Newt Gingrich has more baggage than the moderate maverick John McCain had in 2008.
Mitt Romney has been the pretender to the GOP nomination for 7 years, and the Republican core voters still think of him as only a pretender -- a pretend conservative who changes his views to suit political expediency.
Come to think of it, this is the same charge that many pundits are volleying at Newt Gingrich, the quintessential Washington insider who will sell himself and his ideals to the highest bidder.
Michele Bachmann has attempted to downplay or back-peddle on her religious views. Her integrity was her strongest element, and now that she is waffling and moderating these views, she is less desirable than before.
Governor Rick Perry does not persuade others very well. He has served as the chief executive for Red State Texas these last ten years, so he is out of practice when it comes to appealing to a national electorate.
His softer stances on illegal immigration are simply unacceptable to the GOP voters. That is one position where the future chief executive cannot afford to waffle on.

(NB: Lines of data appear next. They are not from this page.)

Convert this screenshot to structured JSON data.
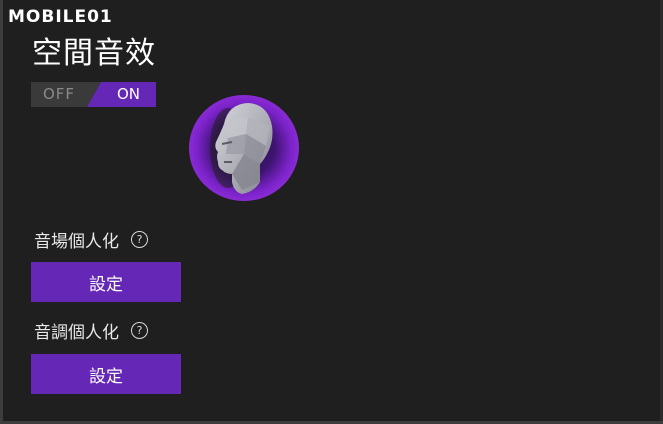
{
  "watermark": {
    "text": "MOBILE01"
  },
  "page": {
    "title": "空間音效"
  },
  "spatial_toggle": {
    "off_label": "OFF",
    "on_label": "ON",
    "state": "ON"
  },
  "sections": [
    {
      "label": "音場個人化",
      "help_icon": "?",
      "button_label": "設定"
    },
    {
      "label": "音調個人化",
      "help_icon": "?",
      "button_label": "設定"
    }
  ],
  "colors": {
    "accent": "#6527b6",
    "background": "#1f1f1f",
    "toggle_off_bg": "#3a3a3a"
  },
  "icons": {
    "head": "3d-head-icon",
    "help": "question-circle-icon"
  }
}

Jon Huntsman is a Democrat running in a Republican contest - yes, he was a very able governor in Utah -- one of the reddest states in the union. He also served as ambassador to China under President Obama, this turn of allegiance is discomfiting, to say the least.
We need a president who has no trappings of the Obama administration to sully his resume or challenge his expertise. Governor Huntsman has been an also-ran who never should have run in the first place.
Rick Santorum -- he has the social conservative credentials, but not the name or the spotlight. He has been out of the federal government for six years, since he lost is Senate seat by double-digits in 2006 in the wake of GOP corruption and binding alliances to Big Government George W. Bush. He does not have much to tell us -- and a President has to be a story as well as tell a story in order to become a part the great story of Presidential politics.
Herman Cain is gone -- he was never really a serious candidate to begin with. Besides the allegations of serial adultery, which are ultimately irrelevant if they are not true, his economic proposal "9-9-9" was "dead on arrival". His lack of foreign policy experience made Sarah Palin look like Henry Kissinger. His charm was enough to electrify an audience, but this country deserves more than a competent speaker -- we have suffered through the electric display of rhetoric that shorted out as soon as leadership became the defining criterion of being President.
There is still one candidate left, whose integrity, though not agreeable to everyone, still commands respect across the country. In spite of his isolationist-leaning foreign policy, his rock-steady in his libertarian convictions, walking what he talks, practicing what he preaches. He wants less government, more freedom. His war on the War on Drugs is a certainty, one that will win, one that commands the respect of many in this country, even if most are afraid to admit that the United States government is a failure at legislating and prosecuting morality.
This president's seemingly "libertine" views on marriage would enhance the custom, breaking it free from the arbitrary domination of the state. He wants to cut, cut, cut spending, end the Fed, and end the IRS. This political promises are not empty clouds in the sky or castles in the air.
Congressman Ron Paul is the most adept, consistent, and commanding presidential candidate in the field. He has a committed core of conservative voters who favor his sound monetary policies, his sound foreign policies, and his limited government domestic policies.
He has followed a sound program of persuasion, avoiding outrageous questions and hot-button topics that will only take his candidacy off course.
I do not favor all of his positions, but his views, if they are excessive, are in the direction of less government, less intervention, less of Washington in our lives.